Things To Teach Your Tween Foster Child

The 'tween' years are tough for any child. Hormonal transitions and the confusion of Jr High can overwhelm any child- but it can be especially daunting for a kid in foster care. There are a lot of basic skills that many tween kids miss out on learning, because of constant transitions or less-than-great adult role-models. Tune into your inner teacher while a tween is in your home, and teach them a few of these great basic skills that can take them so far in life later on.

How to cook basic meals: Get in the kitchen with your kid and give them the basic tools to be able to feed themselves! Teach them how to read recipes, how to use measuring cups, and how to use an oven, stove top, and microwave to cook many meals. These basic tools aren't often taught to kids who spend a majority of their time in foster care, but are necessary things they need to know in the 'real world'.

How to save money and spend wisely: A simple penny bank can go so far in teaching your child money saving and spending techniques. Small savings habits can add up over time, and teaching your child to budget their gift money and allowances and save for bigger purchases can give your child the money-skills to be successful later in life.
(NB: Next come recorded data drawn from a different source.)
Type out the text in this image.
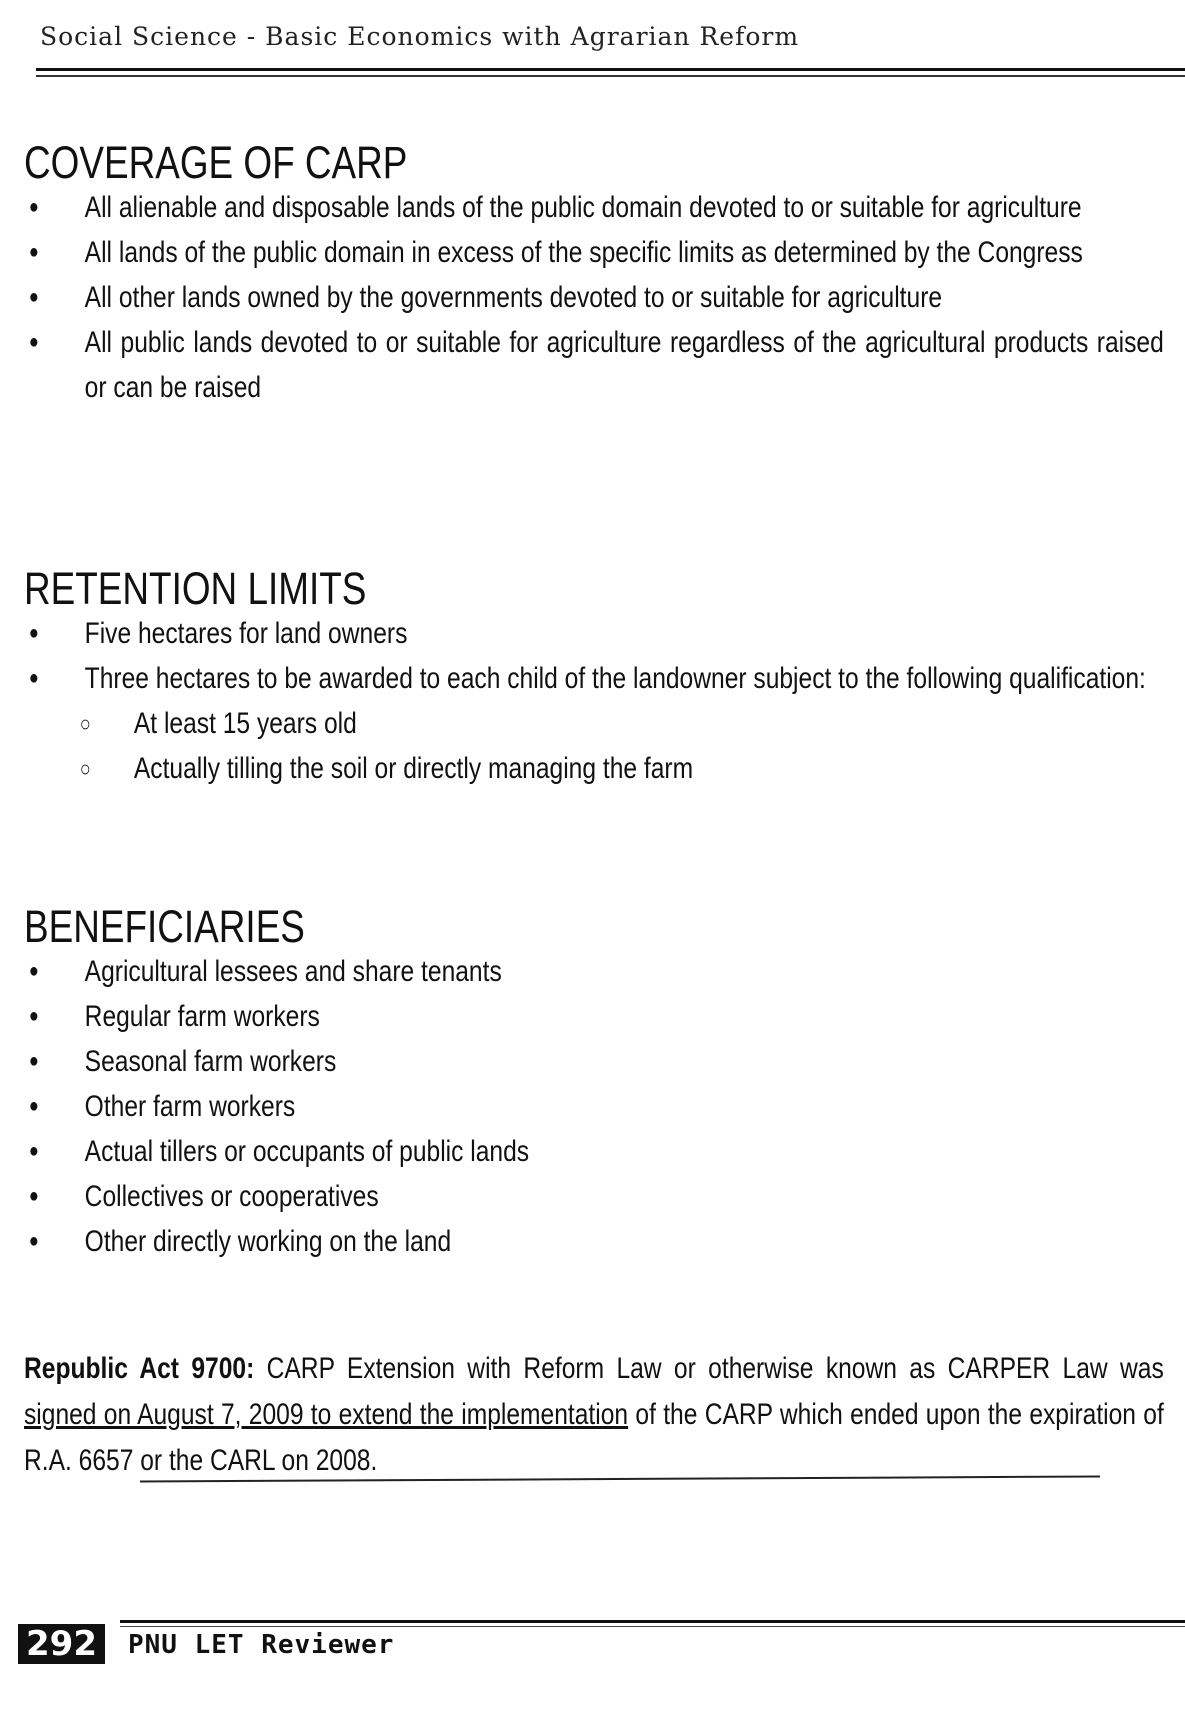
Social Science - Basic Economics with Agrarian Reform
COVERAGE OF CARP
● All alienable and disposable lands of the public domain devoted to or suitable for agriculture
● All lands of the public domain in excess of the specific limits as determined by the Congress
● All other lands owned by the governments devoted to or suitable for agriculture
● All public lands devoted to or suitable for agriculture regardless of the agricultural products raised or can be raised
RETENTION LIMITS
● Five hectares for land owners
● Three hectares to be awarded to each child of the landowner subject to the following qualification:
○ At least 15 years old
○ Actually tilling the soil or directly managing the farm
BENEFICIARIES
● Agricultural lessees and share tenants
● Regular farm workers
● Seasonal farm workers
● Other farm workers
● Actual tillers or occupants of public lands
● Collectives or cooperatives
● Other directly working on the land

Republic Act 9700: CARP Extension with Reform Law or otherwise known as CARPER Law was signed on August 7, 2009 to extend the implementation of the CARP which ended upon the expiration of R.A. 6657 or the CARL on 2008.

292	PNU LET Reviewer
Basic sex ed: I know it's awkward- and it can be a touchy subject with children exposed to sexual harassment in the past. But it is SO important to teach your tween safe-sex practices BEFORE they become active. Be upfront and honest about STDs, the emotional ties that sex can cause, and of course- pregnancy. Kids need to know the basics to protect themselves and the people they are active with later in life. Many tweens in foster care move from school to school and often miss the two-month 'sex ed' course. With the help of therapists and counselors, work to teach kids this course yourself- it can literally change their life later down the road.

How to use a schedule/planner: In Jr. High many schools will start requiring kids to use a planner, and I think this is fantastic. Encouraging your child to use a scheduler or calendar at home, as well, can help create organizational skills and planning skills that can keep them on-the-right-path through all of high school and leading into college.

Responsibility through pet care: I believe between the ages of 10 and 13, is the PRIME time to get kids interested in independent pet care. I'm all about letting my foster kids have pets, and encourage my tweens to pick out a small animal that they- and only they- can be responsible for (of course with my monitoring in the background for the well-being of the animal). Easy-to-care-for reptiles, freshwater fish, small pet rodents, and small birds all go over very well with my tweens. Not only does it give them a much needed emotional animal/human bond, it teaches them how to responsibly care for something!